By the way, I also write poetry and short stories, and three of my poems were published in early January by Southern Arizona Press.

 

One of my poems, I Forget Myself:

I forget myself in the melancholy of times,

 where the arrows are like scissors

 cut off pieces of you...

 and you become thinner

 as if it were a ring of omnipotence...

 Melted chocolate remains on your fingers

 Reminding us with membranes that

We were all once fish... 

Interview with Irina Tall
Artist and Writer

Irina Tall (Novikova) is an artist, graphic artist, illustrator. She graduated from the State Academy of Slavic Cultures with a degree in art, and also has a bachelor's degree in design.

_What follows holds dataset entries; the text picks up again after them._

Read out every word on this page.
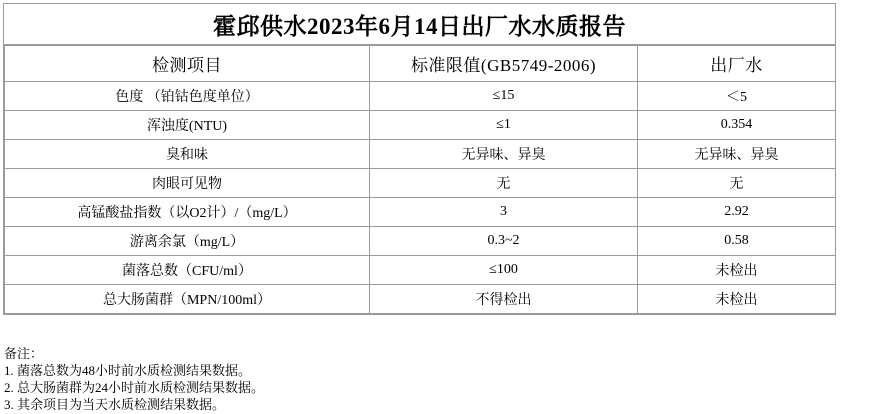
霍邱供水2023年6月14日出厂水水质报告
检测项目	标准限值(GB5749-2006)	出厂水
色度 （铂钴色度单位）	≤15	＜5
浑浊度(NTU)	≤1	0.354
臭和味	无异味、异臭	无异味、异臭
肉眼可见物	无	无
高锰酸盐指数（以O2计）/（mg/L）	3	2.92
游离余氯（mg/L）	0.3~2	0.58
菌落总数（CFU/ml）	≤100	未检出
总大肠菌群（MPN/100ml）	不得检出	未检出
备注：
1. 菌落总数为48小时前水质检测结果数据。
2. 总大肠菌群为24小时前水质检测结果数据。
3. 其余项目为当天水质检测结果数据。
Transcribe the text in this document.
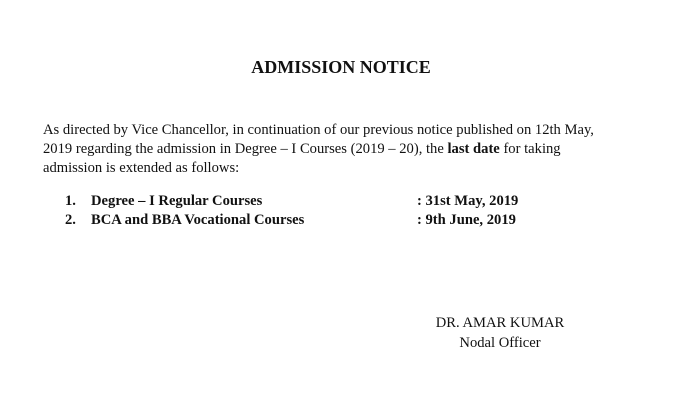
ADMISSION NOTICE
As directed by Vice Chancellor, in continuation of our previous notice published on 12th May,
2019 regarding the admission in Degree – I Courses (2019 – 20), the last date for taking
admission is extended as follows:
1. Degree – I Regular Courses	: 31st May, 2019
2. BCA and BBA Vocational Courses	: 9th June, 2019
DR. AMAR KUMAR
Nodal Officer
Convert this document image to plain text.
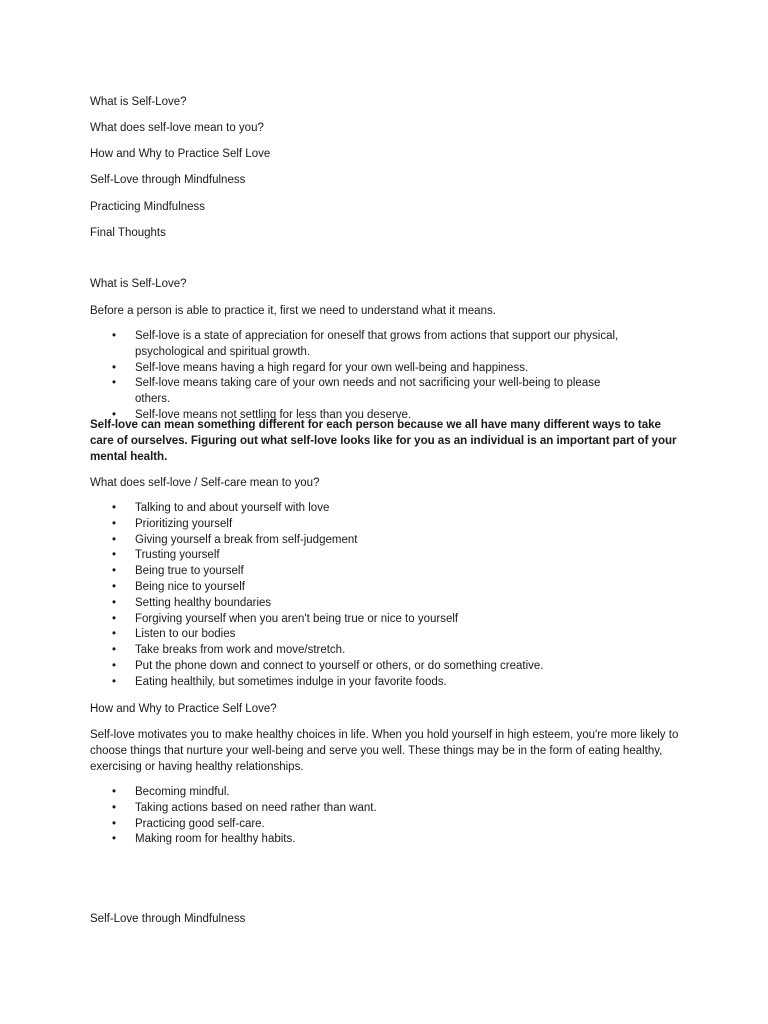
What is Self-Love?
What does self-love mean to you?
How and Why to Practice Self Love
Self-Love through Mindfulness
Practicing Mindfulness
Final Thoughts
What is Self-Love?
Before a person is able to practice it, first we need to understand what it means.
• Self-love is a state of appreciation for oneself that grows from actions that support our physical, psychological and spiritual growth.
• Self-love means having a high regard for your own well-being and happiness.
• Self-love means taking care of your own needs and not sacrificing your well-being to please others.
• Self-love means not settling for less than you deserve.
Self-love can mean something different for each person because we all have many different ways to take care of ourselves. Figuring out what self-love looks like for you as an individual is an important part of your mental health.
What does self-love / Self-care mean to you?
• Talking to and about yourself with love
• Prioritizing yourself
• Giving yourself a break from self-judgement
• Trusting yourself
• Being true to yourself
• Being nice to yourself
• Setting healthy boundaries
• Forgiving yourself when you aren't being true or nice to yourself
• Listen to our bodies
• Take breaks from work and move/stretch.
• Put the phone down and connect to yourself or others, or do something creative.
• Eating healthily, but sometimes indulge in your favorite foods.
How and Why to Practice Self Love?
Self-love motivates you to make healthy choices in life. When you hold yourself in high esteem, you're more likely to choose things that nurture your well-being and serve you well. These things may be in the form of eating healthy, exercising or having healthy relationships.
• Becoming mindful.
• Taking actions based on need rather than want.
• Practicing good self-care.
• Making room for healthy habits.
Self-Love through Mindfulness
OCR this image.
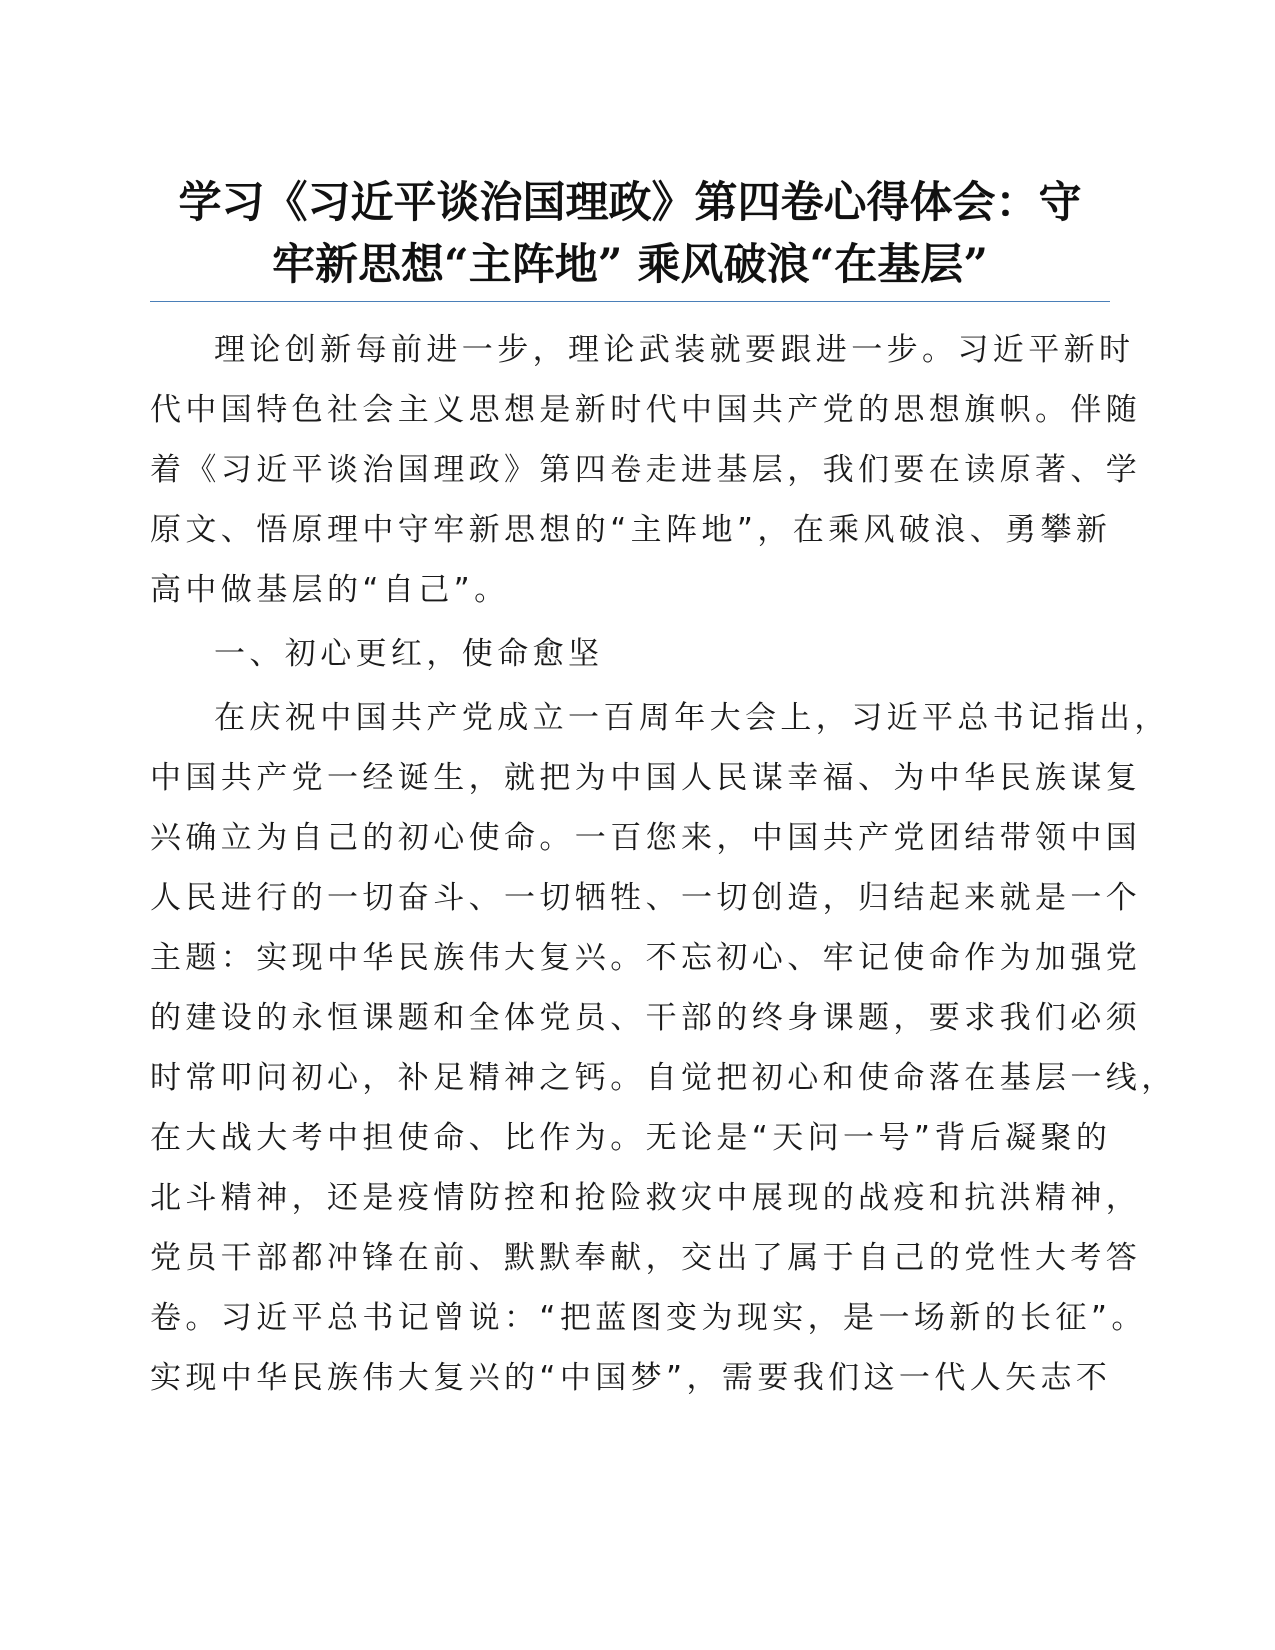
学习《习近平谈治国理政》第四卷心得体会：守
牢新思想“主阵地” 乘风破浪“在基层”
理论创新每前进一步，理论武装就要跟进一步。习近平新时
代中国特色社会主义思想是新时代中国共产党的思想旗帜。伴随
着《习近平谈治国理政》第四卷走进基层，我们要在读原著、学
原文、悟原理中守牢新思想的“主阵地”，在乘风破浪、勇攀新
高中做基层的“自己”。
一、初心更红，使命愈坚
在庆祝中国共产党成立一百周年大会上，习近平总书记指出，
中国共产党一经诞生，就把为中国人民谋幸福、为中华民族谋复
兴确立为自己的初心使命。一百您来，中国共产党团结带领中国
人民进行的一切奋斗、一切牺牲、一切创造，归结起来就是一个
主题：实现中华民族伟大复兴。不忘初心、牢记使命作为加强党
的建设的永恒课题和全体党员、干部的终身课题，要求我们必须
时常叩问初心，补足精神之钙。自觉把初心和使命落在基层一线，
在大战大考中担使命、比作为。无论是“天问一号”背后凝聚的
北斗精神，还是疫情防控和抢险救灾中展现的战疫和抗洪精神，
党员干部都冲锋在前、默默奉献，交出了属于自己的党性大考答
卷。习近平总书记曾说：“把蓝图变为现实，是一场新的长征”。
实现中华民族伟大复兴的“中国梦”，需要我们这一代人矢志不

Her first personal exhibition "My soul is like a wild hawk" (2002) was held in the museum of Maxim Bagdanovich. In her works, she raises themes of ecology, and in 2005 she devoted a series of works to the Chernobyl disaster, drawing on anti-war topics. The first big series she drew was The Red Book, dedicated to rare and endangered species of animals and birds. She also writes fairy tales and poems and illustrates short stories. She draws various fantastic creatures: unicorns, animals with human faces, she especially likes the image of a man - a bird - Siren.

In 2020, she took part in Poznań Art Week. Her work has been published in magazines: Gupsophila, Harpy Hybrid Review, Little Literary Living Room and others. In 2022, her short story was included in the collection "The 50 Best Short Stories", and her poem was published in the collection of poetry "The wonders of winter".